Pastry Cream/ Crème Patisserie:
- 2 cups (450ml) whole milk
- 1/3 cup (1 1/4 oz/35g) cornflour/cornstarch
- 1 cup less 1 Tbsp. (200gm/7oz) sugar
- 4 large egg yolks (if you’re making royal icing, reserve two egg whites)
- 2 large eggs
- 1/4 cup (2oz/60gm) unsalted butter, cubed
- 2 tsp vanilla
- optional: 1/2 cup (150gm) no-stir peanut butter (I used Jiff Naturals Creamy Peanut Butter)
- Mix the cornstarch with 1/2 cup of milk and stir until dissolved.
- Heat the remaining milk in a saucepan with the sugar, dissolving the sugar and bringing the milk to a boil. Remove from heat.
- Beat the whole eggs into the cornstarch/milk mixture. Then beat in the egg yolks. Pour in 1/3 of the hot milk, stirring constantly to prevent the eggs from cooking.
- Now, bring the remaining milk back to the boil and add the eggy mixture, whisking as you pour. Keep whisking (don’t stop or it will solidify) on a medium heat until the mixture starts to thicken.
- Remove the saucepan from the heat and thoroughly whisk the pastry cream. At this stage the pastry cream can look slightly lumpy, but a good whisking soon makes it smoother.
- Beat in the butter and vanilla until fully incorporated. If using, fold the peanut butter into the hot cream until fulling incorporated.
- If you haven’t already, pour the pastry cream into a stainless steel or ceramic bowl and then place plastic wrap over the surface to stop a skin from forming.
- Refrigerate overnight to give the pastry cream time to further thicken.
- 1 batch pâte feuilletée/puff pastry
- 1 batch crème patisserie/pastry cream
- 2 3/4 cups (12 1/3 oz/350 gm) powdered sugar
- 2 tsp lemon juice
- 2 large egg whites
- 1/2 cup 92 3/4oz/80gm) dark chocolate
- 2 pints raspberries (optional)
- Preheat the oven to moderately hot 200C/400F/gas mark 6.
- Lightly dust your work space with flour and remove your dough from the fridge.
- Roll into a large rectangle the thickness of cardboard, approximately 12″x18″. It’s helpful to roll this out on parchment paper.
- Cut into three equal pieces and place on a baking tray. You may have to bake them separately.
- Prick/dock the pastry sheets all over with a fork.
- Place another sheet of parchment paper over the top and then weigh down the dough with another heavy baking sheet.
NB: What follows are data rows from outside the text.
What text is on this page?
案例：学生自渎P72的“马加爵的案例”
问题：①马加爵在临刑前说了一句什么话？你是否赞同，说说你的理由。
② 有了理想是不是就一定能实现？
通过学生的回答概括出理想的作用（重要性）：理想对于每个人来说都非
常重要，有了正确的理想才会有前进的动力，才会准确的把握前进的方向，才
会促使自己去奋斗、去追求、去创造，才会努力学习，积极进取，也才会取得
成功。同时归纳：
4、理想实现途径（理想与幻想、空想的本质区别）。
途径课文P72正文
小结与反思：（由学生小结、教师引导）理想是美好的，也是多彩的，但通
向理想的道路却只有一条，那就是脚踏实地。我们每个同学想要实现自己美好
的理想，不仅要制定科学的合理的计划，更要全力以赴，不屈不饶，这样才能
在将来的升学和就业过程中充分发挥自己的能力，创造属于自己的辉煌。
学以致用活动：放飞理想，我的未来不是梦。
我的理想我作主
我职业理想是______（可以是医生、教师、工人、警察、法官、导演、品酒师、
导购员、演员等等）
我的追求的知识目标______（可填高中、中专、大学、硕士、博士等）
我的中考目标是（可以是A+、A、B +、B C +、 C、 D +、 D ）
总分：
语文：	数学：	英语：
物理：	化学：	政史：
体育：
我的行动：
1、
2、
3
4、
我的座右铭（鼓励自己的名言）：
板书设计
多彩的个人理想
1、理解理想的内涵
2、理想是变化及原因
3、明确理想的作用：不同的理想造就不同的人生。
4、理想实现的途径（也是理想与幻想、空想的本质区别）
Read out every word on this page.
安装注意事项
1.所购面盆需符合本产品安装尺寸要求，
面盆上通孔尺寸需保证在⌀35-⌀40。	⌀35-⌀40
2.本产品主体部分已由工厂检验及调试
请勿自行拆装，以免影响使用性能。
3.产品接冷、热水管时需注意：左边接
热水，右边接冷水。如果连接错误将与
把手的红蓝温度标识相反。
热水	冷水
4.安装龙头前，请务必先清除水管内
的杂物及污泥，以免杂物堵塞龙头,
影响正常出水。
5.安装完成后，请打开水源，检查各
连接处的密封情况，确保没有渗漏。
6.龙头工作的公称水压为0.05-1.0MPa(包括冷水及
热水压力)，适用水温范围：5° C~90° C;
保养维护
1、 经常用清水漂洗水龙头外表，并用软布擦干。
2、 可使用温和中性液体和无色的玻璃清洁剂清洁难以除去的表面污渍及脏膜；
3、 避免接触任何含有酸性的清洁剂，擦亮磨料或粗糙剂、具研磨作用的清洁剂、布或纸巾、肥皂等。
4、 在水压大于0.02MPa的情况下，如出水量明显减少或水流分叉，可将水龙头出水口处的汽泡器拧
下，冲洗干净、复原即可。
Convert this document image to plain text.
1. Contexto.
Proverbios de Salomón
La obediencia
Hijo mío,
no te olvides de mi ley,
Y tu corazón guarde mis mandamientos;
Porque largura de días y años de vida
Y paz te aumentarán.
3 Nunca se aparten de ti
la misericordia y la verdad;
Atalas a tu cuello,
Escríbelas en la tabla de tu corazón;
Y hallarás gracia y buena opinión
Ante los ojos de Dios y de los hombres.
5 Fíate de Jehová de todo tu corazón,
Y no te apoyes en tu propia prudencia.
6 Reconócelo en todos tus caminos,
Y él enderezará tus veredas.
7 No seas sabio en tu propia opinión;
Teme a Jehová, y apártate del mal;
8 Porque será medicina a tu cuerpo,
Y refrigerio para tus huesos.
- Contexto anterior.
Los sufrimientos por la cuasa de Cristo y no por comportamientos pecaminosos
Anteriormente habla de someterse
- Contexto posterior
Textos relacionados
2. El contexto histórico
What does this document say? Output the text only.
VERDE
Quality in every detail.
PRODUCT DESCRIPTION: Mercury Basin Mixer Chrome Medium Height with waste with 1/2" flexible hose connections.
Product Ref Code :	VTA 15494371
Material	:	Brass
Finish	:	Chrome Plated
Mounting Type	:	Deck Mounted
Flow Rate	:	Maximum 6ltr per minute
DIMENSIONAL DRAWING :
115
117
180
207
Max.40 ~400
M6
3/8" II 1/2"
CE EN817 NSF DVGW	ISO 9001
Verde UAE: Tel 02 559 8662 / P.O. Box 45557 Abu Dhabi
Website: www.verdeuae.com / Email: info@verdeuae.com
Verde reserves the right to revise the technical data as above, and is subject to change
Mine was not heavy enough, so I would weigh it down evenly next time with a couple of heavy baking pans on top of the baking sheet.
- Bake each sheet for about 25 minutes, removing the top layer of paper and the tray 10 minutes before the end for the tops to brown. Keep an eye on them and lower the temperature if they start to brown too much.
- Remove the baked sheets from the oven and cool on a rack.
- Once the pastry has cooled, you’re ready to assemble the mille-feuille. Get a sturdy flat board, the pastry and the chilled cream.
- Lay one sheet on the board and spread half the pastry cream over the top. Sprinkle 1/2 the raspberries on top if using.
- Take the second sheet and place it on top, pressing down lightly with your hands to ensure that it sticks to the filling.
- Spread the remaining pastry cream and raspberries (if using) over the top layer and top with the final pastry sheet.
- Chill the layers while you make the icing/chocolate.
- Melt the chocolate in a double boiler, stirring periodically. Once melted, transfer to a piping bag or plastic bag with the corner snipped.
- To make the icing, whisk 2 egg whites with 2 tsp. lemon juice until lightly frothy.
- Whisk in about 2 cups (300gm) of powdered sugar on low until smooth and combined. The mixture should be thick enough to leave trails on the surface. Thicken with more powdered sugar if necessary.
- Once ready, immediately pour the icing over the top of the pastry and spread it evenly. You probably won’t need all of the icing.
- Still working quickly, pipe a row of thin chocolate lines along the length of the pastry.
- Still working quickly, take a sharp knife and lightly draw it down through the lines of chocolate from top to bottom. Repeat from bottom to top. Keep repeating this until you’ve worked through the entire top of the pastry.
- Chill for a couple of hours to set up the icing.
- With a knife, gently mark where you’re going to cut your slices.
- With a sharp knife, trim the edges and cut your slices.